New Zealand Prime Minister Jacinda Ardern said “an unthinkable number of innocent lives could be lost because of Russia’s decision,” and announced targeted travel bans against Russian officials and other measures.
Taiwan announced Friday that it would join in economic sanctions, although it did not specify what those would be. They could potentially be focused on export control of semiconductor chips, where Taiwan is the dominant producer.
While most nations in Asia rallied to support Ukraine, China has continued to denounce sanctions against Russia and blamed the United States and its allies for provoking Moscow. Beijing, worried about U.S. power in Asia, has increasingly aligned its foreign policy with Russia to challenge the West.
“Tthe Chinese government is following through on easing trade restrictions with Russia and that is simply unacceptable,” Australian Prime Minister Scott Morrison complained. “You don’t go and throw a lifeline to Russia in the middle of a period when they’re invading another country,” he added.
South Korean President Moon Jae-in said his nation will join international sanctions, but won’t consider unilateral sanctions.
Indian Prime Minister Narendra Modi phoned Putin late Thursday and appealed for an “immediate cessation of violence,” his office said in a statement. His permanent U.N. representative stopped short of either condemning Russia or acknowledging Ukraine’s sovereignty.
The cautious statement reflects India’s delicate position. It relies heavily on Russia, a historic partner, for military equipment but has sought to strengthen ties with the West over the years.
At the United Nations, officials set aside $20 million to boost U.N. humanitarian operations in Ukraine. Separately, the U.N. Security Council is expected to vote Friday on a resolution condemning Russia and demanding the immediate withdrawal of all its forces. Moscow, however, is certain to veto it.

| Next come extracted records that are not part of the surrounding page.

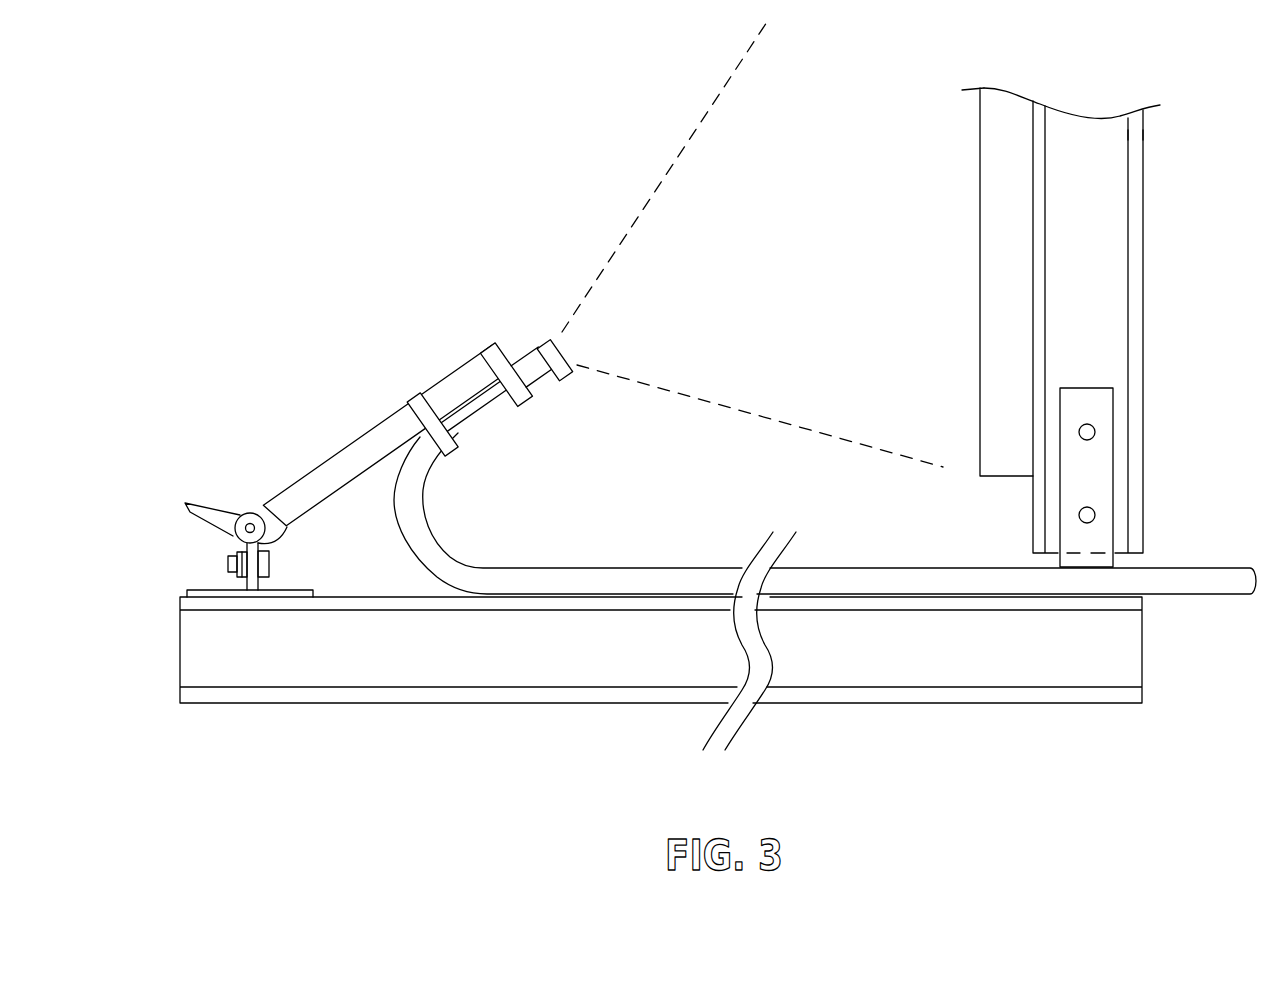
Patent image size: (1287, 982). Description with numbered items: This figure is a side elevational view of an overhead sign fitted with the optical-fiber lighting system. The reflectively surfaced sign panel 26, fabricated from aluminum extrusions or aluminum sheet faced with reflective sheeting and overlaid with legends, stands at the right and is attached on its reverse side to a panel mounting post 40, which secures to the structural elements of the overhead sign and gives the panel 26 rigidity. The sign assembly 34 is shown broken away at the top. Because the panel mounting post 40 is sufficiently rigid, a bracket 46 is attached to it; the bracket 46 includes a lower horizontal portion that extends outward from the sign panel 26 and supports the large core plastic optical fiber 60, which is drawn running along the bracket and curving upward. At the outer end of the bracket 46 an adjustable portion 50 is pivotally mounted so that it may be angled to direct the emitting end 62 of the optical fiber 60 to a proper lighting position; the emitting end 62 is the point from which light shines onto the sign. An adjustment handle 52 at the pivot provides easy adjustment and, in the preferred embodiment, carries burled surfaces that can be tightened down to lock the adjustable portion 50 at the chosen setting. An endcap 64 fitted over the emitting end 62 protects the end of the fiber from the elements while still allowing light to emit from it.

The reflectively surfaced panel 26 is at (1013, 228).
The upright post assembly 34 is at (1150, 170).
The panel mounting post 40 is at (1072, 295).
The bracket 46 is at (403, 648).
The adjustable portion 50 is at (328, 477).
The adjustment handle 52 is at (200, 503).
The large core plastic optical fiber 60 is at (548, 587).
The emitting end 62 is at (563, 360).
The endcap 64 is at (552, 350).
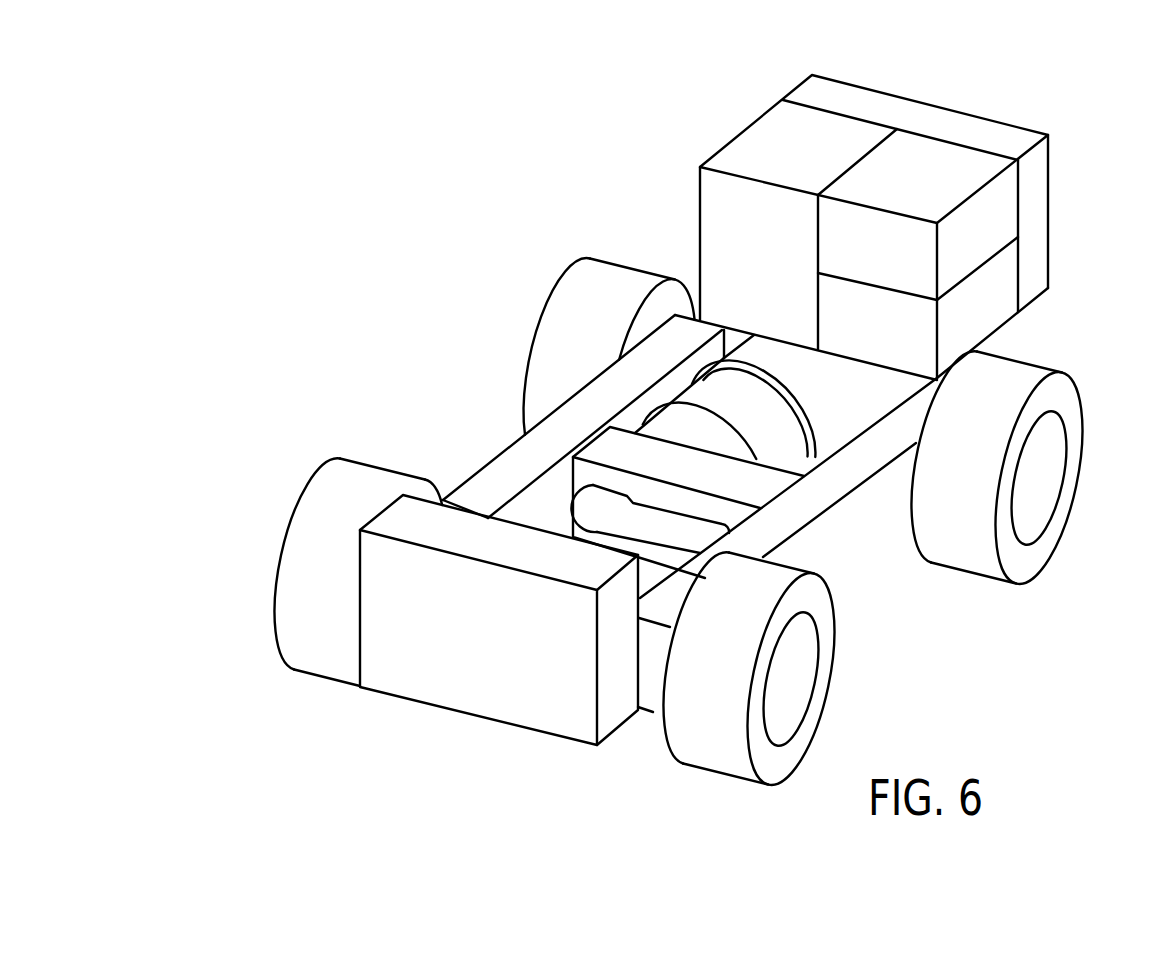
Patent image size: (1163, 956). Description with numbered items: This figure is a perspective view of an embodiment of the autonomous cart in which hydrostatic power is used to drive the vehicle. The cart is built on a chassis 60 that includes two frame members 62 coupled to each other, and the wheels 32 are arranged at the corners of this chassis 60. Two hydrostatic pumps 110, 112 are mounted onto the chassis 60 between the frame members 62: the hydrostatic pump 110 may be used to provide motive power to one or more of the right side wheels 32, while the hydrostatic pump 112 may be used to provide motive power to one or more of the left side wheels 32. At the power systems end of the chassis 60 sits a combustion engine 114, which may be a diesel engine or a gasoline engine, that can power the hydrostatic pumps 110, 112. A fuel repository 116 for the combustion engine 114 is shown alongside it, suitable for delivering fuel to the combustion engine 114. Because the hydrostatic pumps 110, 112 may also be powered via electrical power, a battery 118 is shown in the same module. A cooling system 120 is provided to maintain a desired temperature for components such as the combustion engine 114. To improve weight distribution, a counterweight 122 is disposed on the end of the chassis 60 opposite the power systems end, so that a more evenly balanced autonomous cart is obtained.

The wheels 32 is at (1030, 562).
The chassis 60 is at (684, 513).
The frame members 62 is at (828, 572).
The hydrostatic pump 110 is at (794, 410).
The hydrostatic pump 112 is at (781, 443).
The combustion engine 114 is at (770, 140).
The fuel repository 116 is at (997, 208).
The battery 118 is at (1000, 288).
The cooling system 120 is at (904, 216).
The counterweight 122 is at (418, 725).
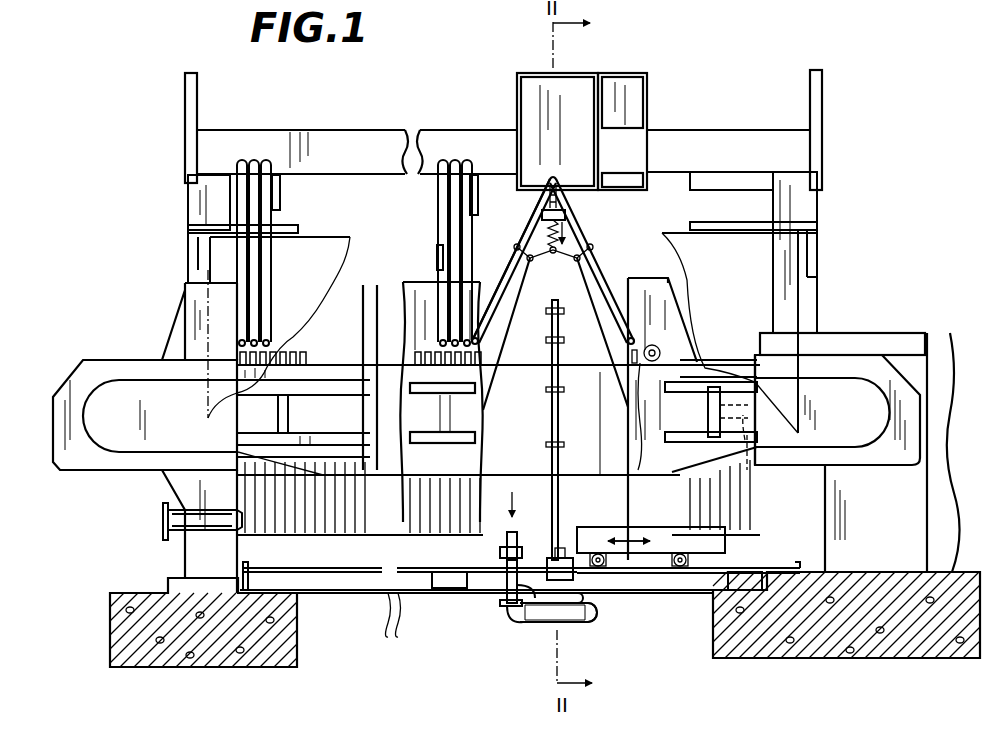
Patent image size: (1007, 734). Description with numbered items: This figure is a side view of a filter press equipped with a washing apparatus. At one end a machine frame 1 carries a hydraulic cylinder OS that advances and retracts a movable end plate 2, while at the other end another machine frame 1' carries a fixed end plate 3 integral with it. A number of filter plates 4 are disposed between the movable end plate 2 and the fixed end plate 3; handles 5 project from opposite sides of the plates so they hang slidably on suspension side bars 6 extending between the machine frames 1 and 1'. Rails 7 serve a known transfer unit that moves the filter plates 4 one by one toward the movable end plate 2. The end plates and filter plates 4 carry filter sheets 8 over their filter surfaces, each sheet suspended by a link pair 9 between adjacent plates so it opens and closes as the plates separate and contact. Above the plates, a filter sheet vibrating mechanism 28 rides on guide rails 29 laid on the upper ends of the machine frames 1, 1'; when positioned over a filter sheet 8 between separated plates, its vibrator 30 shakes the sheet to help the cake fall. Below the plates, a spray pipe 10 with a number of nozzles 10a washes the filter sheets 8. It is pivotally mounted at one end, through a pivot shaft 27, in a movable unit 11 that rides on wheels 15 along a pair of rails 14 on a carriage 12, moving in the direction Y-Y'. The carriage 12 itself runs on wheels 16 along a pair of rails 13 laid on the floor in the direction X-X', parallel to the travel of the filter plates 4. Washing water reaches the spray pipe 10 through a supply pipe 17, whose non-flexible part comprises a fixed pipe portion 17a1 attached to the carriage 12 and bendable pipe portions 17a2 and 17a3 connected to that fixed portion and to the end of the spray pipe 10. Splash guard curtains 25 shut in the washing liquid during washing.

The European Union Aviation Safety Agency extended to 200 nautical miles the airspace it considers risky, and warned of “the threat of missile launches to and from Ukraine.”
Protests by Ukrainians and their supporters were planned Friday across Asia and Europe. Public buildings, sports stadiums and landmarks in the Australia and Europe were illuminated in Ukraine’s national colors of blue and yellow.
Foster Klug reported from Tokyo. AP journalists across the world contributed to this story.